Gennady Kochemasov is working with Ivan Osorio, director of the Comprehensive Epilepsy Center at the University of Kansas Medical Center, to develop a device that can be implanted in the brain to detect and control epileptic seizures.
Creating the device means mastering technology that can detect minute temperature changes in the brain and rapidly cool brain tissue to prevent seizures.
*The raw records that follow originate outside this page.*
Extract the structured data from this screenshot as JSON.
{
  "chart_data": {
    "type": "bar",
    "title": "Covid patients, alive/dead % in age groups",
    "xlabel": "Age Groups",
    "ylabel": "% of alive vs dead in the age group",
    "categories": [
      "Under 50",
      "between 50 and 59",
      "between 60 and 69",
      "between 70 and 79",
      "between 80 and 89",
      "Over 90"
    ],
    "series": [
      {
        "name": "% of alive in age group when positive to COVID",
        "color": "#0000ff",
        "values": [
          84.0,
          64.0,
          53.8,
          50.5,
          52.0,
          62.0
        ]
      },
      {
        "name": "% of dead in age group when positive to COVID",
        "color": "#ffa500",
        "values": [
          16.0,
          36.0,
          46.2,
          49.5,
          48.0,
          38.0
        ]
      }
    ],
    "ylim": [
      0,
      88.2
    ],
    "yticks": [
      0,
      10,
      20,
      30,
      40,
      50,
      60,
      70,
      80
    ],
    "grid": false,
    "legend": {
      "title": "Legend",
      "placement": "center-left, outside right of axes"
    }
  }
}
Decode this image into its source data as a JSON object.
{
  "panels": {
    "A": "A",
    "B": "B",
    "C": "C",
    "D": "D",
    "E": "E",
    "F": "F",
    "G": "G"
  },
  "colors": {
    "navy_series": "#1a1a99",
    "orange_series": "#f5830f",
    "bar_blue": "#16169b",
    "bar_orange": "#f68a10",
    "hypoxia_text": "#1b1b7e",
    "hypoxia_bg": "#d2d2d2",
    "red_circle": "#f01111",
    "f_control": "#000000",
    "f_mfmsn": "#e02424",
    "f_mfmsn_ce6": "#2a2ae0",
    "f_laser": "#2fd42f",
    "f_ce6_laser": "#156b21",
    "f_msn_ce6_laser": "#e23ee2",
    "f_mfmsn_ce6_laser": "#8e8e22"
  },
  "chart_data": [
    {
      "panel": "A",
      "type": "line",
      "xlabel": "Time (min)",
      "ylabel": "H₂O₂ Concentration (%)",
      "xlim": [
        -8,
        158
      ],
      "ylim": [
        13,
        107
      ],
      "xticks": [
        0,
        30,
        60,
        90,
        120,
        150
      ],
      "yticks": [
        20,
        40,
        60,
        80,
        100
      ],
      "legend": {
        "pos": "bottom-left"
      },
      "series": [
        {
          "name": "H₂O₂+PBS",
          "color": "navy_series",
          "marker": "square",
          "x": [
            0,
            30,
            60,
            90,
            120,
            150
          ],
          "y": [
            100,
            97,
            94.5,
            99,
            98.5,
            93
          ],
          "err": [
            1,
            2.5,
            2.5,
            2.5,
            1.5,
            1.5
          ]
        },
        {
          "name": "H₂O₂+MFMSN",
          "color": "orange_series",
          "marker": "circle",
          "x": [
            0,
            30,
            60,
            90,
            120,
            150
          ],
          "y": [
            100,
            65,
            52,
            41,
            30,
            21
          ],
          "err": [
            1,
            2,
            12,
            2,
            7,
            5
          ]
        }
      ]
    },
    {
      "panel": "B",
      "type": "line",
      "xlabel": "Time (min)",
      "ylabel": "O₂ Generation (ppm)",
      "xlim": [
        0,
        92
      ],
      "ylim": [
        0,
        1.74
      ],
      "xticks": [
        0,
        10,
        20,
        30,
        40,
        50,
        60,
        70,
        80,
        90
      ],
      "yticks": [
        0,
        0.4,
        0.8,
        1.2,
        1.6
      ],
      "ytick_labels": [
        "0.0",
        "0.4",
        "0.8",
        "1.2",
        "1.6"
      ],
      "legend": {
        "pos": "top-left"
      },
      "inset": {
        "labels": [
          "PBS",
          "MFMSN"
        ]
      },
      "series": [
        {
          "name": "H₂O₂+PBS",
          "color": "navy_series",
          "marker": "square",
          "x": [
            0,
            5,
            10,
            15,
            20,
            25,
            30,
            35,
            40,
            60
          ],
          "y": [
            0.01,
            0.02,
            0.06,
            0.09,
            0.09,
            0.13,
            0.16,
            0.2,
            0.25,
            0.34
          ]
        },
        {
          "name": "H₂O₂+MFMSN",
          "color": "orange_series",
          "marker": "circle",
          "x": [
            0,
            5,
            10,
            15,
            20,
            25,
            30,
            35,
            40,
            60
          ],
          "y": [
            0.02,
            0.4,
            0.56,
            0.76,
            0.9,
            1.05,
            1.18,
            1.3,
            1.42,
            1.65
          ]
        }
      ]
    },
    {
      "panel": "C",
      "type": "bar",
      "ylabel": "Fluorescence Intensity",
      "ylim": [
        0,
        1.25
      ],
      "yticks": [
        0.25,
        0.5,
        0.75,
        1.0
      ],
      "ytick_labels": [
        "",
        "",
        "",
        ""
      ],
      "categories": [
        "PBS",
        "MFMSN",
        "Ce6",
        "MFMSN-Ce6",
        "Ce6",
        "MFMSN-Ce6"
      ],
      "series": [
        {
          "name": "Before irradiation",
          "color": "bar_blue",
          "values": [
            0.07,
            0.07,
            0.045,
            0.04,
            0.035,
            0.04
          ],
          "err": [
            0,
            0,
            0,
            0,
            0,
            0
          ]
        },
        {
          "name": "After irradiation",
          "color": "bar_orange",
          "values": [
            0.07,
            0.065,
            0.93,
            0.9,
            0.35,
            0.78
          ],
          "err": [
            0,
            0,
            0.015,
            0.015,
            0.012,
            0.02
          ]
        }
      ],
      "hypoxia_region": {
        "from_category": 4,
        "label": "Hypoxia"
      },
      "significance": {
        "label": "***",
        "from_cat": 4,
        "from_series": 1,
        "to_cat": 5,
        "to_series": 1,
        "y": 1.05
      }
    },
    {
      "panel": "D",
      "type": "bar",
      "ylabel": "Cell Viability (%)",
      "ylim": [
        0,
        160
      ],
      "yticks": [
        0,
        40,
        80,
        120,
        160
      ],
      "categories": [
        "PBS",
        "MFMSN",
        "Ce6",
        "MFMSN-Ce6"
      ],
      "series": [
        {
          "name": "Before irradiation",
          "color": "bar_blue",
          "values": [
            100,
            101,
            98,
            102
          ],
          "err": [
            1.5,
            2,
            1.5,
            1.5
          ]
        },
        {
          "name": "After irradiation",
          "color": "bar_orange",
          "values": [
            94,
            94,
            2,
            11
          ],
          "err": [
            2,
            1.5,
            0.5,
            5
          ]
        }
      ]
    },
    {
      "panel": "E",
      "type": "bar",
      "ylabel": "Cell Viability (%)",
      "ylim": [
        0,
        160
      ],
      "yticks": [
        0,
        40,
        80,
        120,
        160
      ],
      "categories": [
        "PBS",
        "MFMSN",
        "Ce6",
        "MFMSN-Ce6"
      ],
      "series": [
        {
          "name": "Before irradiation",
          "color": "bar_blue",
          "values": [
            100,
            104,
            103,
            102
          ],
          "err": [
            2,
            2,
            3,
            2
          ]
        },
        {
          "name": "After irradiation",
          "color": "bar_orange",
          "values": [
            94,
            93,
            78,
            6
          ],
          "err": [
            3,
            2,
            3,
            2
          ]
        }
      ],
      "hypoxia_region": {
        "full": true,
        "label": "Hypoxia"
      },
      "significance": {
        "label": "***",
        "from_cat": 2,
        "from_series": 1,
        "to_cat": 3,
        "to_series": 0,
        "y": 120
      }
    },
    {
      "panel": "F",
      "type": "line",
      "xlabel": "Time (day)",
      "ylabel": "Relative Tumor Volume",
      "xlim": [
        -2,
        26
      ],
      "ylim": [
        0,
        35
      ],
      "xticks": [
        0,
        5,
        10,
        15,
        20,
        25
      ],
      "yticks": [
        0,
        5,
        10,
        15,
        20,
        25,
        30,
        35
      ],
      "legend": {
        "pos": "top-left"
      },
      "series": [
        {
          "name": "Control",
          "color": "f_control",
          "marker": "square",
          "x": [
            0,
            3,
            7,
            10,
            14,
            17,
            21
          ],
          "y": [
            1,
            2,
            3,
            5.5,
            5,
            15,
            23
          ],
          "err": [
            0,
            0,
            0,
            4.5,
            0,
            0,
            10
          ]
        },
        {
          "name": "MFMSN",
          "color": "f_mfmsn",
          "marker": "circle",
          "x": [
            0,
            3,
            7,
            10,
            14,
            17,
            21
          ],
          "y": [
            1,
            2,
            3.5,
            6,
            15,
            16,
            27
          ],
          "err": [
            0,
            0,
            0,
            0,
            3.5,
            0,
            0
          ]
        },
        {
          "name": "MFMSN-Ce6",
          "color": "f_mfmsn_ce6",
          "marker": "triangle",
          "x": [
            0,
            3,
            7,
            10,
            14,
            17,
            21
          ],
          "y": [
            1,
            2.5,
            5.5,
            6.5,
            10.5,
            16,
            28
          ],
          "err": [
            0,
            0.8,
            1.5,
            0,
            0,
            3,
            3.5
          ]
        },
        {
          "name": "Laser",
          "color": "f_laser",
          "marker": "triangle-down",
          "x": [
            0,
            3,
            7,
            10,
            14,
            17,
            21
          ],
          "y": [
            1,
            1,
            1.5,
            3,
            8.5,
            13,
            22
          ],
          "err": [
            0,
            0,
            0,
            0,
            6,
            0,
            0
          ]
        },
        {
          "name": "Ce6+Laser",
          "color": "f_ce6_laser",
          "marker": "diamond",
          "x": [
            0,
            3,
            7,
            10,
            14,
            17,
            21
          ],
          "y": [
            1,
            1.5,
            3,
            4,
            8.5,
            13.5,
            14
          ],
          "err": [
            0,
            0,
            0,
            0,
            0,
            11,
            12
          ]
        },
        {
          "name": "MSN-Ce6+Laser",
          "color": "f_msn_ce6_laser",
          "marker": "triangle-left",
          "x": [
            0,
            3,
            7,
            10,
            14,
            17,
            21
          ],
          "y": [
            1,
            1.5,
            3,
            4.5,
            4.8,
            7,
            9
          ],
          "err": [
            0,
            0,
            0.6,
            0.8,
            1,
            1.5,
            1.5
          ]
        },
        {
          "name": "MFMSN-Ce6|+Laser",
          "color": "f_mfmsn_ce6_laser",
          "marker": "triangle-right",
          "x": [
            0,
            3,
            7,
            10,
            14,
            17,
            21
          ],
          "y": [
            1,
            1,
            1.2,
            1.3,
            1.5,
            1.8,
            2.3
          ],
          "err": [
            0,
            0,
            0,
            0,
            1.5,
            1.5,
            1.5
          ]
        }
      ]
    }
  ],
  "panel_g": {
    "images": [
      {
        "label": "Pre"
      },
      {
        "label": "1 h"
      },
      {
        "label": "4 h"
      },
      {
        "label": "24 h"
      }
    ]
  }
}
Researchers are also working on mechanisms that allow the cooling device and the temperature sensor to communicate through a wireless connection.
Officials at the U.S. Department of Energy weapons facility in Kansas City brought Osorio and Kochemasov together two years ago through a program aimed at preventing the spread of weapons of mass destruction from the former Soviet Union to nations such as Iraq and North Korea.
The Initiatives for Proliferation Prevention program funds nonmilitary research for weapons scientists in the former Soviet Union to lessen the likelihood that they will sell weapons' secrets abroad.
Kochemasov said most of his country's scientists were law-abiding citizens, but he acknowledged that the tough economic times back home had tempted some of his colleagues "to use our knowledge for bad aims."
The 59-year-old physicist, however, preferred to focus on the fact that his collaboration with Osorio fosters better relations between the United States and the former Soviet Union and helps treat the roughly 60 million epileptics around the world.
"We have the possibility to develop new technology for medical applications," he said. "It's interesting."
This is Kochemasov's third trip to the United States as part of the epilepsy project, but it was his first visit to Kansas City. He is scheduled to leave Sunday for Lawrence Livermore National Laboratory, an energy department lab operated by the University of California.